© Springer International Publishing Switzerland 2015
Dédée F. Murrell (ed.)Clinical Cases in Autoimmune Blistering DiseasesClinical Cases in Dermatology510.1007/978-3-319-10148-4_2222. Desquamative Gingivitis Refractory to Conventional Treatments in a Young Female Desiring to Have a Child
(1)
Department of Dermatology, St Joseph Mercy Health System, Ann Arbor, MI, USA
(2)
Dermatology, PLLC, Ann Arbor, MI, USA
A 29-year-old female presented with a 5 year history of pemphigus, characterized by recurrent painful sores in her mouth. She denied ever having lesions elsewhere on her body. Physical examination showed erosive or desquamative gingivitis of the upper and lower anterior and lateral gingival surfaces. Serologic studies revealed moderate to high anti-desmoglein 1 titers, ranging from 28 to 54 over the course of her disease, while anti-desmoglein three levels were always within normal limits. The patient was previously diagnosed with limited oral pemphigus based on routine histology, direct immunofluorescence findings and anti-desmoglein 1/3 ELISAs. Over the years, she had partial disease control with a variety of agents including: topical steroids, topical tacrolimus, topical dapsone and systemic prednisone, mycophenolate mofetil, and a combination of doxycycline + niacinamide. Hydroxychloroquine, dapsone and adalimumab were each tried for 3–6 months without efficacy. In addition to having recalcitrant pemphigus, she expressed interest in wanting to become pregnant.

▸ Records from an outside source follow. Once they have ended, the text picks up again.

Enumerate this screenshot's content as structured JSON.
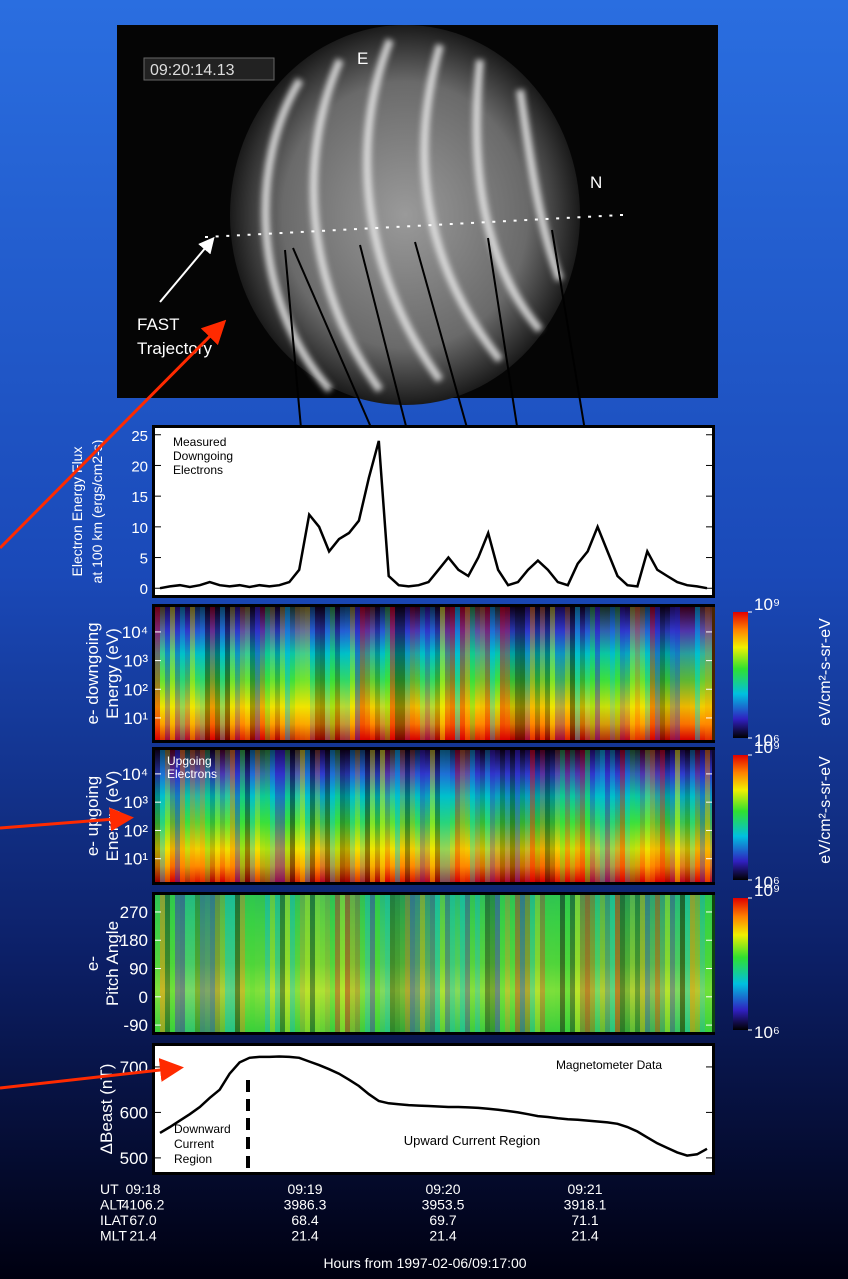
{
  "image": {
    "timestamp": "09:20:14.13",
    "east": "E",
    "north": "N",
    "trajectory_label": [
      "FAST",
      "Trajectory"
    ]
  },
  "chart_data": [
    {
      "type": "line",
      "ylabel": [
        "Electron Energy Flux",
        "at 100 km (ergs/cm2-s)"
      ],
      "annotation": [
        "Measured",
        "Downgoing",
        "Electrons"
      ],
      "ylim": [
        -1.1,
        26.1
      ],
      "yticks": [
        0,
        5,
        10,
        15,
        20,
        25
      ],
      "color": "#000000",
      "values": [
        0,
        0.3,
        0.5,
        0.2,
        0.5,
        1,
        0.5,
        0.3,
        0.5,
        0.2,
        0.5,
        0.3,
        0.5,
        1,
        3,
        12,
        10,
        6,
        8,
        9,
        11,
        18,
        24,
        2,
        0.5,
        0.3,
        0.5,
        1,
        3,
        5,
        3,
        2,
        5,
        9,
        3,
        0.5,
        1,
        3,
        4.5,
        3,
        1,
        0.5,
        4,
        6,
        10,
        6,
        2,
        0.5,
        0.3,
        6,
        3,
        2,
        1,
        0.5,
        0.3,
        0
      ]
    },
    {
      "type": "heatmap",
      "ylabel": [
        "e- downgoing",
        "Energy (eV)"
      ],
      "log": true,
      "ylim": [
        1.7,
        74000
      ],
      "yticks": [
        {
          "value": 10000,
          "label": "10⁴"
        },
        {
          "value": 1000,
          "label": "10³"
        },
        {
          "value": 100,
          "label": "10²"
        },
        {
          "value": 10,
          "label": "10¹"
        }
      ],
      "clim": [
        1000000,
        1000000000
      ],
      "cticks": [
        {
          "value": 1000000000,
          "label": "10⁹"
        },
        {
          "value": 1000000,
          "label": "10⁶"
        }
      ]
    },
    {
      "type": "heatmap",
      "ylabel": [
        "e- upgoing",
        "Energy (eV)"
      ],
      "annotation": [
        "Upgoing",
        "Electrons"
      ],
      "log": true,
      "ylim": [
        1.5,
        70000
      ],
      "yticks": [
        {
          "value": 10000,
          "label": "10⁴"
        },
        {
          "value": 1000,
          "label": "10³"
        },
        {
          "value": 100,
          "label": "10²"
        },
        {
          "value": 10,
          "label": "10¹"
        }
      ],
      "clim": [
        1000000,
        1000000000
      ],
      "cticks": [
        {
          "value": 1000000000,
          "label": "10⁹"
        },
        {
          "value": 1000000,
          "label": "10⁶"
        }
      ]
    },
    {
      "type": "heatmap",
      "ylabel": [
        "e-",
        "Pitch Angle"
      ],
      "ylim": [
        -112,
        324
      ],
      "yticks": [
        270,
        180,
        90,
        0,
        -90
      ],
      "clim": [
        1000000,
        1000000000
      ],
      "cticks": [
        {
          "value": 1000000000,
          "label": "10⁹"
        },
        {
          "value": 1000000,
          "label": "10⁶"
        }
      ]
    },
    {
      "type": "line",
      "ylabel": [
        "ΔBeast (nT)"
      ],
      "annotation": [
        "Magnetometer Data"
      ],
      "annotation2": [
        "Downward",
        "Current",
        "Region"
      ],
      "annotation3": [
        "Upward Current Region"
      ],
      "ylim": [
        469,
        746
      ],
      "yticks": [
        500,
        600,
        700
      ],
      "color": "#000000",
      "values": [
        555,
        568,
        582,
        596,
        612,
        632,
        650,
        685,
        710,
        720,
        722,
        722,
        723,
        722,
        720,
        712,
        704,
        695,
        685,
        672,
        658,
        640,
        625,
        620,
        618,
        616,
        615,
        614,
        613,
        612,
        612,
        611,
        610,
        608,
        606,
        603,
        600,
        596,
        592,
        590,
        587,
        585,
        584,
        582,
        580,
        578,
        575,
        568,
        558,
        545,
        532,
        522,
        512,
        505,
        508,
        520
      ]
    }
  ],
  "colorbar_units": [
    "eV/cm²-s-sr-eV",
    "eV/cm²-s-sr-eV"
  ],
  "table": {
    "rows": [
      [
        "UT",
        "09:18",
        "09:19",
        "09:20",
        "09:21"
      ],
      [
        "ALT",
        "4106.2",
        "3986.3",
        "3953.5",
        "3918.1"
      ],
      [
        "ILAT",
        "67.0",
        "68.4",
        "69.7",
        "71.1"
      ],
      [
        "MLT",
        "21.4",
        "21.4",
        "21.4",
        "21.4"
      ]
    ],
    "footer": "Hours from 1997-02-06/09:17:00"
  }
}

Therapeutic Challenge: To find an efficacious medication that is safe during conception and pregnancy.
Based on the above case, which of the following medications would be a reasonable therapy in a female of childbearing age with resistant pemphigus who wants to get pregnant?
(A)
Auranofin
(B)
Methotrexate
(C)
Azathioprine
(D)
Cyclophosphamide
Answer: (A)
The patient was started on prednisone 20 mg/day and auranofin 3 mg three times daily combined with intermittent topical intraoral steroids for transient lesions. She had complete clearing of her oral erosions over 3 months and was tapered to 3–6 mg/day prednisone, subsequently conceived while on auranofin and continued on a dosage of auranofin 3 mg twice daily throughout her pregnancy. Desmoglein 1 antibodies ranged from 32 to 39 and desmoglein 3 antibodies remained negative during an uneventful pregnancy, resulting in a healthy, full-term baby. Approximately 9 months postpartum she began to flare despite increased oral steroids back to 20 mg/day and auranofin 3 mg three times daily. Desmoglein 1 antibody levels had risen to 49. She is currently tapering from high dose prednisone (1 mg/kg/day × 4 weeks) and is considering rituximab and/or intravenous gamma globulin as she has completed her family planning and is not planning on any more children.
Diagnosis/Therapeutic Intervention
Pemphigus vulgaris limited to the oral mucosa, treated with auranofin.
Discussion
Pemphigus is a group of autoimmune blistering diseases in which the formation of intraepidermal blisters occur secondary to IgG autoantibodies against the cellular attachments of keratinocytes. Pemphigus can be broken down into three main subgroups: pemphigus vulgaris, pemphigus foliaceus and paraneoplastic pemphigus [2].